A atmosfera aparentemente festiva de jogos e celebrações universitárias esconde uma realidade sinistra que assola futuros médicos em formação. Recentemente, cenas chocantes de estudantes de medicina se exibindo de maneira inapropriada durante um jogo de vôlei feminino vieram à tona, lançando luz sobre a cultura de violência que permeia essa trajetória acadêmica. Médicos experientes, entrevistados pelo UOL, revelaram a sombria verdade por trás dessa aparente alegria, que frequentemente se transforma em comportamentos agressivos no mercado de trabalho.
O Quadro Alarmante
Ameaças, xingamentos, racismo e até mesmo estupros são eventos traumáticos que estudantes de medicina enfrentam desde o momento em que entram na faculdade até o início de suas carreiras. A violência, infelizmente, é uma realidade generalizada. “A violência é generalizada”, afirma André*, médico formado por uma universidade pública de São Paulo. Entretanto, as mulheres e as pessoas negras são as principais vítimas dessa cultura de violência, cujas raízes se aprofundam desde a década de 1990, quando um calouro de medicina foi encontrado morto em uma piscina.
Apesar de estados como São Paulo terem implementado leis para proibir trotes violentos, a influência das atléticas estudantis e as violações ocorridas durante festas e eventos esportivos universitários continuam a existir nas sombras, longe do conhecimento da sociedade em geral. Um exemplo recente ocorreu na Universidade Santo Amaro (Unisa), onde estudantes se envolveram em comportamentos ultrajantes em abril deste ano, mas somente recentemente o caso veio a público, resultando na expulsão de alguns envolvidos pela instituição.
A Normalização da Violência
No âmbito do curso de medicina, existe uma ênfase desmedida nas chamadas “tradições”, que muitas vezes perpetuam comportamentos sexistas e racistas. Flávia Kuhn, médica fisiatra e professora de Humanização na Saúde e no SUS na Faculdade de Medicina da USP, ressalta: “No curso de medicina existe uma supervalorização do que chamamos de tradições. Com isso, se perpetuam comportamentos machistas e racistas”. Esses eventos são um reflexo de uma sociedade que, alarmantemente, aceita o estupro e a violência como parte de sua cultura. Isso evidencia como questões de gênero, raça e classe continuam a afetar profundamente nossa sociedade.

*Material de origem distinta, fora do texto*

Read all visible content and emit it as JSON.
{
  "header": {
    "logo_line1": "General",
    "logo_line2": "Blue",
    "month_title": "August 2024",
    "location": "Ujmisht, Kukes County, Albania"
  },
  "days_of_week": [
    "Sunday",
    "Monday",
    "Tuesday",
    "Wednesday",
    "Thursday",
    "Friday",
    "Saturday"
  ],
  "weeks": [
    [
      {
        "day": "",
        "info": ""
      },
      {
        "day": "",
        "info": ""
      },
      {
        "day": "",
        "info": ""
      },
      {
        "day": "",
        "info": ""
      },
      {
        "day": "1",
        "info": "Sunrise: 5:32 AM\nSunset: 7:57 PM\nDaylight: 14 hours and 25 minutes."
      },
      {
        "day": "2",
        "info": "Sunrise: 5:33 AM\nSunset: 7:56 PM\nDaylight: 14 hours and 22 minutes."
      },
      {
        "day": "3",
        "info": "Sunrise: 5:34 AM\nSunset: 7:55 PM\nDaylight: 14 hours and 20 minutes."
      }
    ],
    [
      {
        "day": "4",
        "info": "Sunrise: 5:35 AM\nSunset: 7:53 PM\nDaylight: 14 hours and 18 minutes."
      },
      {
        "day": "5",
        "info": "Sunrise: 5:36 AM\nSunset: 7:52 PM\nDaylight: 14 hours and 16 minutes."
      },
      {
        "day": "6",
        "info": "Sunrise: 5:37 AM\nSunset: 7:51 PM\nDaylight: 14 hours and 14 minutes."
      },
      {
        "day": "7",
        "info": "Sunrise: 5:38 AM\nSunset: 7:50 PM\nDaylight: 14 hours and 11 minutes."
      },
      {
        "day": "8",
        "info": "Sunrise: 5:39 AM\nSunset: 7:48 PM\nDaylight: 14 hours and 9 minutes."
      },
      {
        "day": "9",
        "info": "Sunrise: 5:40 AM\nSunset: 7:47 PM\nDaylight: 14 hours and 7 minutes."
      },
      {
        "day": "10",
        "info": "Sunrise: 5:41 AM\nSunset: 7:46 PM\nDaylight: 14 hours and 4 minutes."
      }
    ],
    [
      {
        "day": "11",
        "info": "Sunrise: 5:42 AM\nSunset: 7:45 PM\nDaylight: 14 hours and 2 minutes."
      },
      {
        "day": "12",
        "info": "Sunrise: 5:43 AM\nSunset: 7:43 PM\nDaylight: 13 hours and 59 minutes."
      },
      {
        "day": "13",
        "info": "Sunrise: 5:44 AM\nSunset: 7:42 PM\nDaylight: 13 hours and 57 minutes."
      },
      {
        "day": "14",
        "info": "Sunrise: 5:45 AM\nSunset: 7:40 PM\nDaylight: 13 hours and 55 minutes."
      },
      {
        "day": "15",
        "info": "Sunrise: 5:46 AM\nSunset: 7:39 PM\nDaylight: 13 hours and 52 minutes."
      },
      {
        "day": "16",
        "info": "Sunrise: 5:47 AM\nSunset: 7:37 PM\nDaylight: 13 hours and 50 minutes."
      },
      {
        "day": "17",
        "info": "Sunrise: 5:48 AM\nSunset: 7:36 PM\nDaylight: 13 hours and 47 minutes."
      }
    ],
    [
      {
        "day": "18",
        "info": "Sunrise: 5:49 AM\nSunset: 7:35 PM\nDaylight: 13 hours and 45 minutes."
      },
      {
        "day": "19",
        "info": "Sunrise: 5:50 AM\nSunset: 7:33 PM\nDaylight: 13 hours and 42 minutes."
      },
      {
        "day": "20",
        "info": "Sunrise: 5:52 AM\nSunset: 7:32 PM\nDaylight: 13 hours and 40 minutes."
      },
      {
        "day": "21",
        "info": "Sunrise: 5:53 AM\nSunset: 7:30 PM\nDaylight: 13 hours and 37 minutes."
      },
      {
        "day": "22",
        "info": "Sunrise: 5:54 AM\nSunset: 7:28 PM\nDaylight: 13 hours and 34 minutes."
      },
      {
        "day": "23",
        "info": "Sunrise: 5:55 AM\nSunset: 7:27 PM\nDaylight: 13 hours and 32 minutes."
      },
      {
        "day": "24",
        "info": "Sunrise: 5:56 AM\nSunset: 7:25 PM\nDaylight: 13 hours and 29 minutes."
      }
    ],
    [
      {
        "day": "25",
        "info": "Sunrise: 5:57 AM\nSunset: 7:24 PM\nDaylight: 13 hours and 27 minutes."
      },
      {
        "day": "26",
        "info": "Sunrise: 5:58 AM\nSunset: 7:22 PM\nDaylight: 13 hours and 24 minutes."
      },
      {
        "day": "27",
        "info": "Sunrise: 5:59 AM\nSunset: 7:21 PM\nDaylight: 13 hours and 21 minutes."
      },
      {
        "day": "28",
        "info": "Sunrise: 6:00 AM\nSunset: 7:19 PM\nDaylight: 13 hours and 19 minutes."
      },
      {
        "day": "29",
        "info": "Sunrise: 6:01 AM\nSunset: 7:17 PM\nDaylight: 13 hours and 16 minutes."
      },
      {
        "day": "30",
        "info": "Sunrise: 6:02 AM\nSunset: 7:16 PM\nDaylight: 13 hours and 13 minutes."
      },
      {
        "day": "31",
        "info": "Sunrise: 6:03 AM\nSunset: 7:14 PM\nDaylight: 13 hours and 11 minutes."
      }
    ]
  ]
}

O aumento do número de mulheres matriculadas em cursos de medicina nas últimas décadas coincidiu com um aumento nas denúncias de violações, conforme observa Flávia. No entanto, mesmo com essa mudança demográfica, os cargos de poder ainda são predominantemente ocupados por homens. “Mas quem está nas posições de poder ainda são os homens”, afirma.
Muitas vezes, a adesão a práticas violentas ocorre pela necessidade de pertencimento. “Na época, eu era uma jovem repetindo aquilo [hino] sem prestar atenção, há um senso de identidade com as atléticas”, diz Flávia.